Он отпускает заломленную руку, но одновременно делает подсечку, и кавказец тычется-таки мордой в нечистый фарфор унитаза.

— Не рыпайся, побудь здесь, пока не обсохнешь, понял? — Зырянов выходит, перебрасывает руку через дверцу, закрывает кабинку изнутри. Добавляет: — Шунту привет. Передай при встрече, что я обязательно встречусь с ним. Долг верну.

По асфальтовой тропке он опять идет в сторону пруда, а навстречу Рупь. Не разминуться. Рупь замирает, хлопает глазами. Узнал.

— Привет! — Женька идет уверенно, сворачивать с тропинки и не думает, и Рупь отпрыгивает на обочину, взгляд его начинает метаться по сторонам: то ли подмогу хочет найти, то ли путь, по которому лучше немедленно убежать. Он даже чуть съеживается, словно ожидает удара, но Зырянов проходит мимо.
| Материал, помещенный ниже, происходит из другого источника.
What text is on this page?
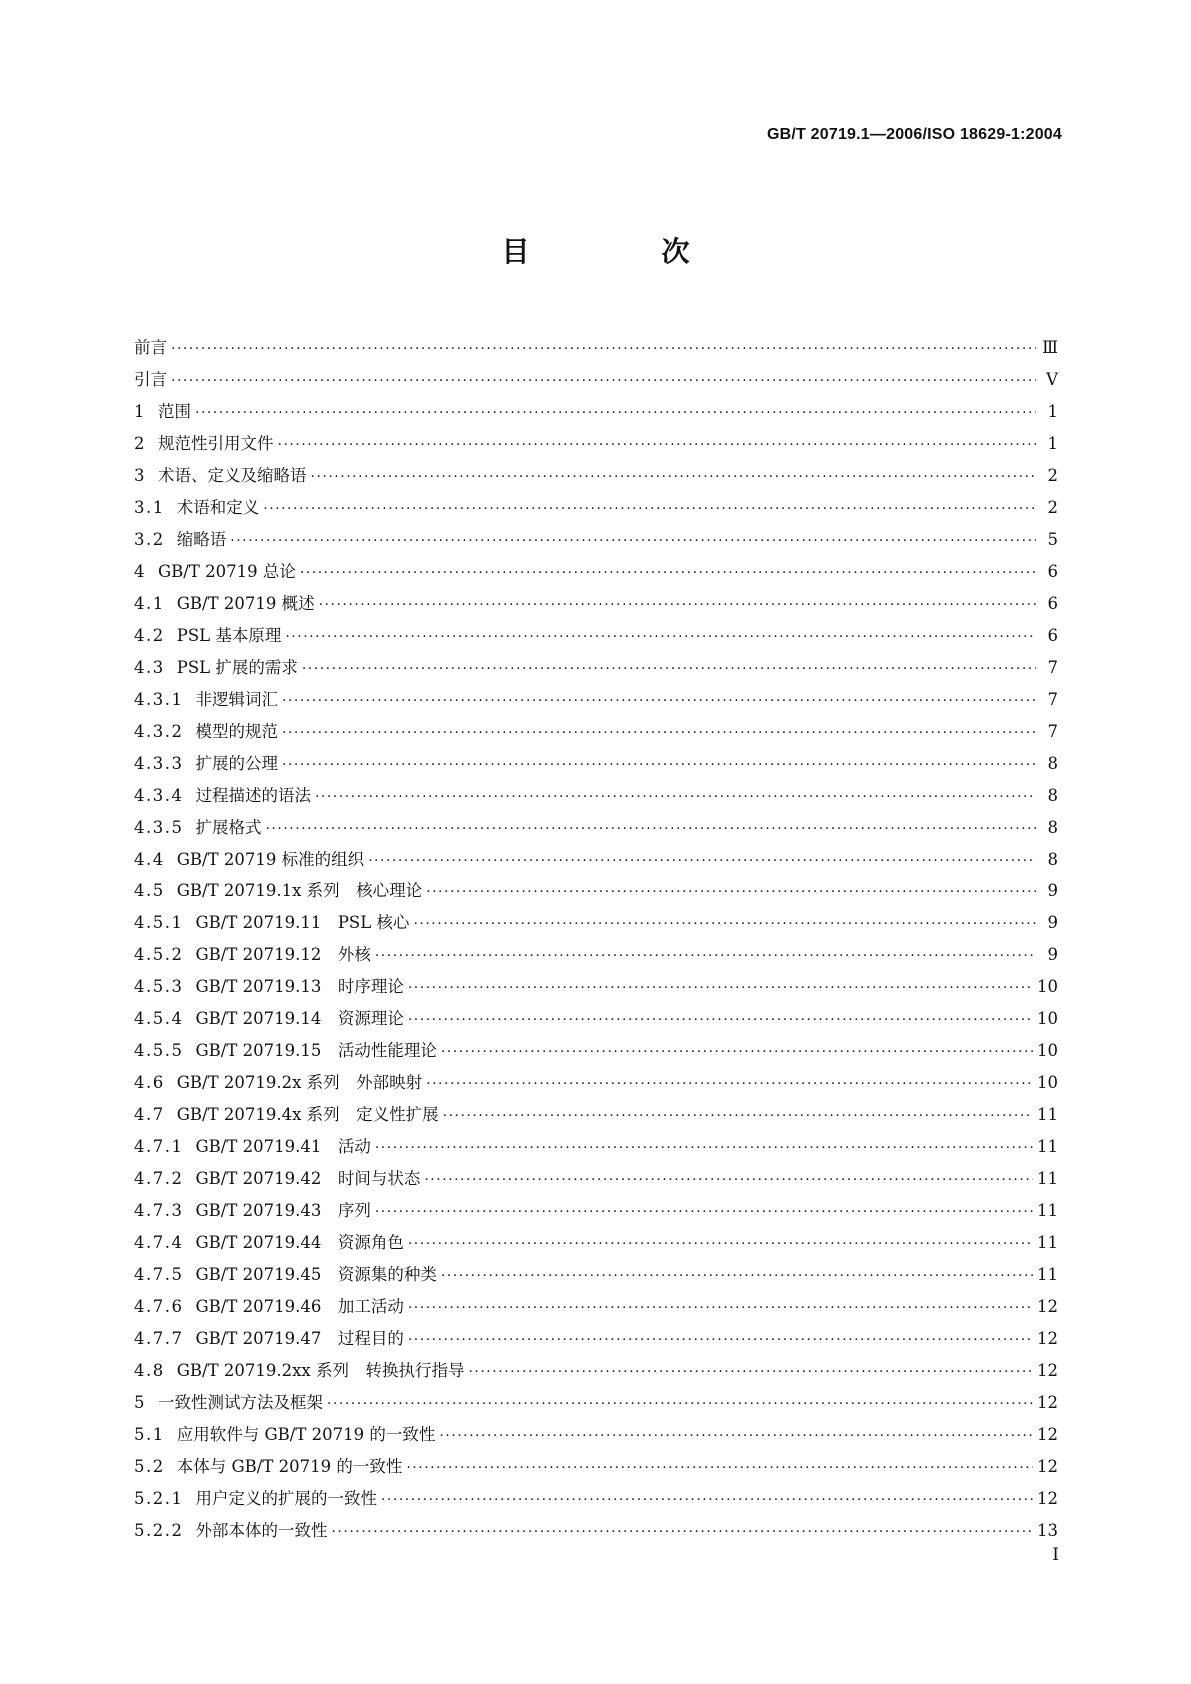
GB/T 20719.1—2006/ISO 18629-1:2004
目　次
前言 ·····	Ⅲ
引言 ·····	Ⅴ
1 范围 ·····	1
2 规范性引用文件 ·····	1
3 术语、定义及缩略语 ·····	2
3.1 术语和定义 ·····	2
3.2 缩略语 ·····	5
4 GB/T 20719 总论 ·····	6
4.1 GB/T 20719 概述 ·····	6
4.2 PSL 基本原理 ·····	6
4.3 PSL 扩展的需求 ·····	7
4.3.1 非逻辑词汇 ·····	7
4.3.2 模型的规范 ·····	7
4.3.3 扩展的公理 ·····	8
4.3.4 过程描述的语法 ·····	8
4.3.5 扩展格式 ·····	8
4.4 GB/T 20719 标准的组织 ·····	8
4.5 GB/T 20719.1x 系列　核心理论 ·····	9
4.5.1 GB/T 20719.11　PSL 核心 ·····	9
4.5.2 GB/T 20719.12　外核 ·····	9
4.5.3 GB/T 20719.13　时序理论 ·····	10
4.5.4 GB/T 20719.14　资源理论 ·····	10
4.5.5 GB/T 20719.15　活动性能理论 ·····	10
4.6 GB/T 20719.2x 系列　外部映射 ·····	10
4.7 GB/T 20719.4x 系列　定义性扩展 ·····	11
4.7.1 GB/T 20719.41　活动 ·····	11
4.7.2 GB/T 20719.42　时间与状态 ·····	11
4.7.3 GB/T 20719.43　序列 ·····	11
4.7.4 GB/T 20719.44　资源角色 ·····	11
4.7.5 GB/T 20719.45　资源集的种类 ·····	11
4.7.6 GB/T 20719.46　加工活动 ·····	12
4.7.7 GB/T 20719.47　过程目的 ·····	12
4.8 GB/T 20719.2xx 系列　转换执行指导 ·····	12
5 一致性测试方法及框架 ·····	12
5.1 应用软件与 GB/T 20719 的一致性 ·····	12
5.2 本体与 GB/T 20719 的一致性 ·····	12
5.2.1 用户定义的扩展的一致性 ·····	12
5.2.2 外部本体的一致性 ·····	13
Ⅰ
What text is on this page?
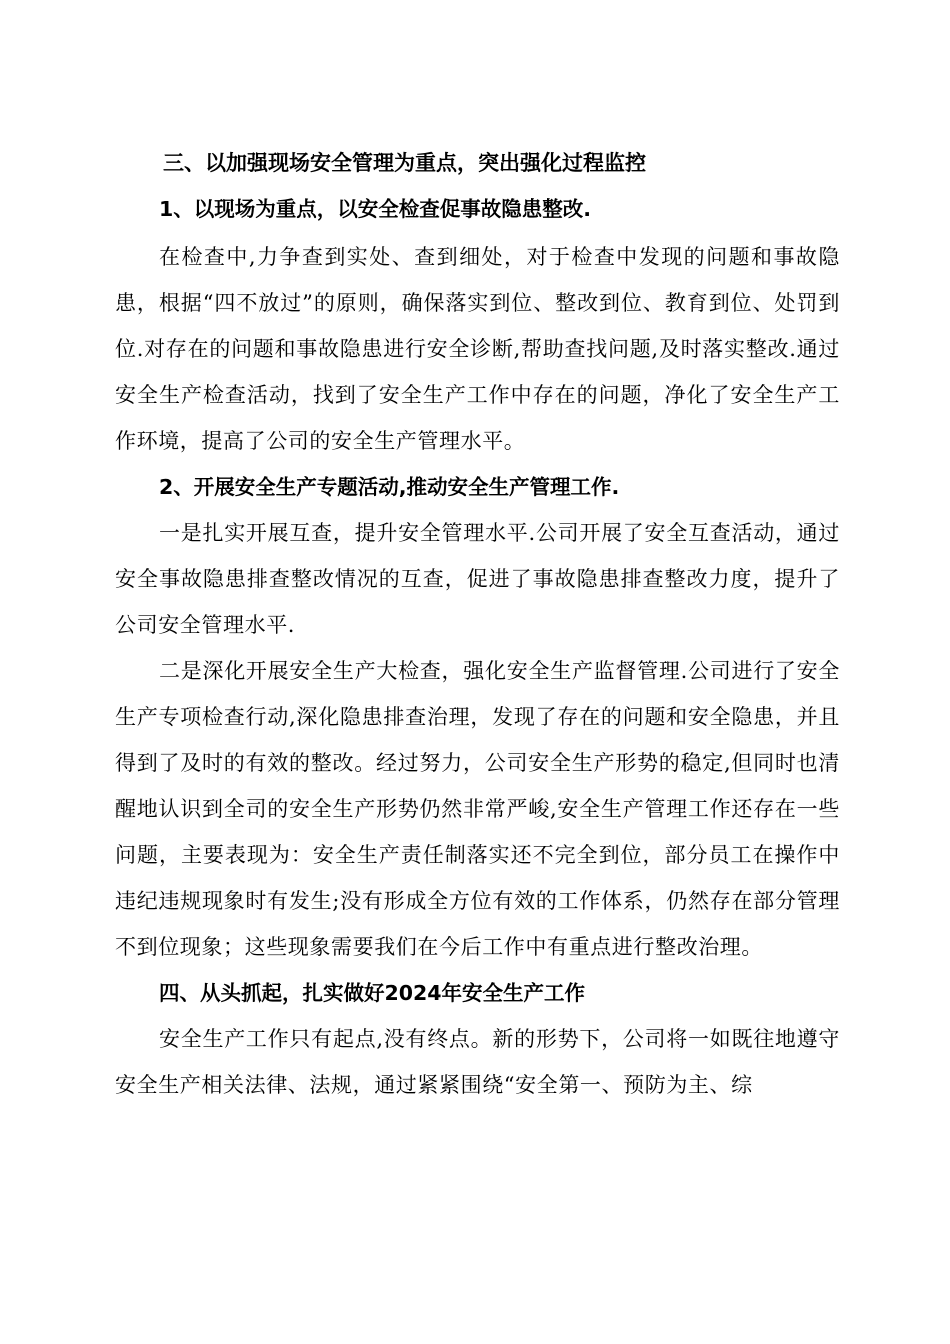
三、以加强现场安全管理为重点，突出强化过程监控
1、以现场为重点，以安全检查促事故隐患整改.

在检查中,力争查到实处、查到细处，对于检查中发现的问题和事故隐患，根据“四不放过”的原则，确保落实到位、整改到位、教育到位、处罚到位.对存在的问题和事故隐患进行安全诊断,帮助查找问题,及时落实整改.通过安全生产检查活动，找到了安全生产工作中存在的问题，净化了安全生产工作环境，提高了公司的安全生产管理水平。

2、开展安全生产专题活动,推动安全生产管理工作.

一是扎实开展互查，提升安全管理水平.公司开展了安全互查活动，通过安全事故隐患排查整改情况的互查，促进了事故隐患排查整改力度，提升了公司安全管理水平.

二是深化开展安全生产大检查，强化安全生产监督管理.公司进行了安全生产专项检查行动,深化隐患排查治理，发现了存在的问题和安全隐患，并且得到了及时的有效的整改。经过努力，公司安全生产形势的稳定,但同时也清醒地认识到全司的安全生产形势仍然非常严峻,安全生产管理工作还存在一些问题，主要表现为：安全生产责任制落实还不完全到位，部分员工在操作中违纪违规现象时有发生;没有形成全方位有效的工作体系，仍然存在部分管理不到位现象；这些现象需要我们在今后工作中有重点进行整改治理。

四、从头抓起，扎实做好2024年安全生产工作

安全生产工作只有起点,没有终点。新的形势下，公司将一如既往地遵守安全生产相关法律、法规，通过紧紧围绕“安全第一、预防为主、综
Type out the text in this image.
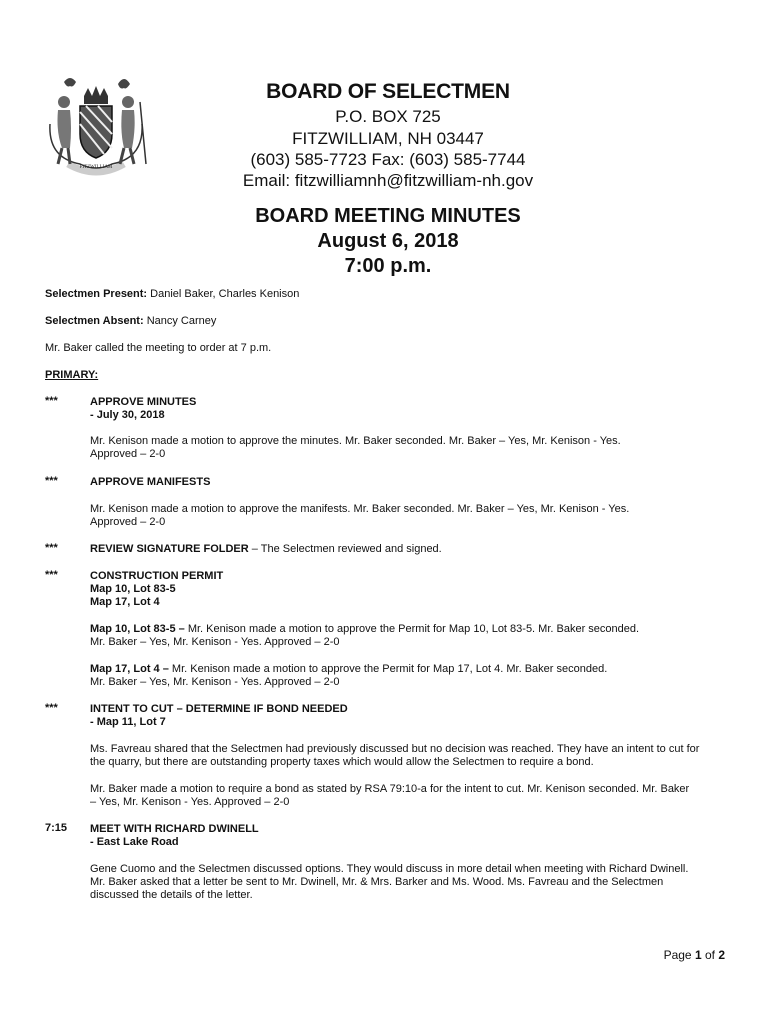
FITZWILLIAM
BOARD OF SELECTMEN
P.O. BOX 725
FITZWILLIAM, NH 03447
(603) 585-7723 Fax: (603) 585-7744
Email: fitzwilliamnh@fitzwilliam-nh.gov
BOARD MEETING MINUTES
August 6, 2018
7:00 p.m.
Selectmen Present: Daniel Baker, Charles Kenison
Selectmen Absent: Nancy Carney
Mr. Baker called the meeting to order at 7 p.m.
PRIMARY:
***	APPROVE MINUTES
- July 30, 2018
Mr. Kenison made a motion to approve the minutes. Mr. Baker seconded. Mr. Baker – Yes, Mr. Kenison - Yes.
Approved – 2-0
***	APPROVE MANIFESTS
Mr. Kenison made a motion to approve the manifests. Mr. Baker seconded. Mr. Baker – Yes, Mr. Kenison - Yes.
Approved – 2-0
***	REVIEW SIGNATURE FOLDER – The Selectmen reviewed and signed.
***	CONSTRUCTION PERMIT
Map 10, Lot 83-5
Map 17, Lot 4
Map 10, Lot 83-5 – Mr. Kenison made a motion to approve the Permit for Map 10, Lot 83-5. Mr. Baker seconded.
Mr. Baker – Yes, Mr. Kenison - Yes. Approved – 2-0
Map 17, Lot 4 – Mr. Kenison made a motion to approve the Permit for Map 17, Lot 4. Mr. Baker seconded.
Mr. Baker – Yes, Mr. Kenison - Yes. Approved – 2-0
***	INTENT TO CUT – DETERMINE IF BOND NEEDED
- Map 11, Lot 7
Ms. Favreau shared that the Selectmen had previously discussed but no decision was reached. They have an intent to cut for
the quarry, but there are outstanding property taxes which would allow the Selectmen to require a bond.
Mr. Baker made a motion to require a bond as stated by RSA 79:10-a for the intent to cut. Mr. Kenison seconded. Mr. Baker
– Yes, Mr. Kenison - Yes. Approved – 2-0
7:15 MEET WITH RICHARD DWINELL
- East Lake Road
Gene Cuomo and the Selectmen discussed options. They would discuss in more detail when meeting with Richard Dwinell.
Mr. Baker asked that a letter be sent to Mr. Dwinell, Mr. & Mrs. Barker and Ms. Wood. Ms. Favreau and the Selectmen
discussed the details of the letter.
Page 1 of 2
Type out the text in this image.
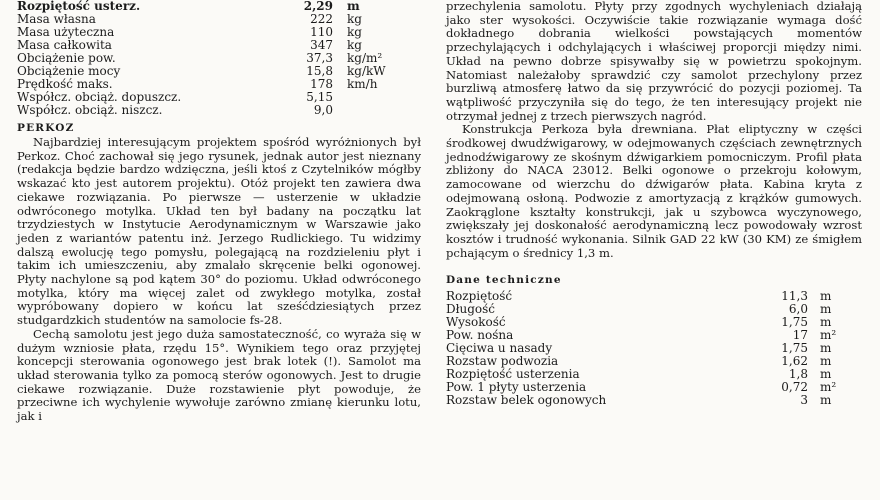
Rozpiętość usterz.	2,29	m
Masa własna	222	kg
Masa użyteczna	110	kg
Masa całkowita	347	kg
Obciążenie pow.	37,3	kg/m²
Obciążenie mocy	15,8	kg/kW
Prędkość maks.	178	km/h
Współcz. obciąż. dopuszcz.	5,15	
Współcz. obciąż. niszcz.	9,0	
PERKOZ

Najbardziej interesującym projektem spośród wyróżnionych był Perkoz. Choć zachował się jego rysunek, jednak autor jest nieznany (redakcja będzie bardzo wdzięczna, jeśli ktoś z Czytelników mógłby wskazać kto jest autorem projektu). Otóż projekt ten zawiera dwa ciekawe rozwiązania. Po pierwsze — usterzenie w układzie odwróconego motylka. Układ ten był badany na początku lat trzydziestych w Instytucie Aerodynamicznym w Warszawie jako jeden z wariantów patentu inż. Jerzego Rudlickiego. Tu widzimy dalszą ewolucję tego pomysłu, polegającą na rozdzieleniu płyt i takim ich umieszczeniu, aby zmalało skręcenie belki ogonowej. Płyty nachylone są pod kątem 30° do poziomu. Układ odwróconego motylka, który ma więcej zalet od zwykłego motylka, został wypróbowany dopiero w końcu lat sześćdziesiątych przez studgardzkich studentów na samolocie fs-28.

Cechą samolotu jest jego duża samostateczność, co wyraża się w dużym wzniosie płata, rzędu 15°. Wynikiem tego oraz przyjętej koncepcji sterowania ogonowego jest brak lotek (!). Samolot ma układ sterowania tylko za pomocą sterów ogonowych. Jest to drugie ciekawe rozwiązanie. Duże rozstawienie płyt powoduje, że przeciwne ich wychylenie wywołuje zarówno zmianę kierunku lotu, jak i

przechylenia samolotu. Płyty przy zgodnych wychyleniach działają jako ster wysokości. Oczywiście takie rozwiązanie wymaga dość dokładnego dobrania wielkości powstających momentów przechylających i odchylających i właściwej proporcji między nimi. Układ na pewno dobrze spisywałby się w powietrzu spokojnym. Natomiast należałoby sprawdzić czy samolot przechylony przez burzliwą atmosferę łatwo da się przywrócić do pozycji poziomej. Ta wątpliwość przyczyniła się do tego, że ten interesujący projekt nie otrzymał jednej z trzech pierwszych nagród.

Konstrukcja Perkoza była drewniana. Płat eliptyczny w części środkowej dwudźwigarowy, w odejmowanych częściach zewnętrznych jednodźwigarowy ze skośnym dźwigarkiem pomocniczym. Profil płata zbliżony do NACA 23012. Belki ogonowe o przekroju kołowym, zamocowane od wierzchu do dźwigarów płata. Kabina kryta z odejmowaną osłoną. Podwozie z amortyzacją z krążków gumowych. Zaokrąglone kształty konstrukcji, jak u szybowca wyczynowego, zwiększały jej doskonałość aerodynamiczną lecz powodowały wzrost kosztów i trudność wykonania. Silnik GAD 22 kW (30 KM) ze śmigłem pchającym o średnicy 1,3 m.

Dane techniczne
Rozpiętość	11,3	m
Długość	6,0	m
Wysokość	1,75	m
Pow. nośna	17	m²
Cięciwa u nasady	1,75	m
Rozstaw podwozia	1,62	m
Rozpiętość usterzenia	1,8	m
Pow. 1 płyty usterzenia	0,72	m²
Rozstaw belek ogonowych	3	m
К остановке подходит автобус, он спешит войти в него и успевает сделать не только это, но и оглядеться. Нет, следом никто в салон не запрыгивает.

Растерянный Рупь так и стоит на фоне туалета.

* * *

К телефону очень долго не подходят. Зырянов уже собрался повесить трубку, как на том конце провода наконец-таки откликнулись:

— Слушаю!

— Игорь Викторович? Это Женя, Зырянов.

— Слушаю тебя, спаситель. Вовремя, кстати, позвонил: я сегодня отбываю вечерней лошадью, вещи вот собираю. Приезжай в аэропорт, выпьем на дорожку.

— Спасибо, приеду. Но я сейчас вот по какому делу звоню. Мне ствол нужен, Игорь Викторович.

Ошарашенный Лаврентьев несколько секунд молчал, потом пришел в себя:

— Одно из двух: ты или шутишь, или сошел с ума.

— Третьего не дано? — спросил Зырянов.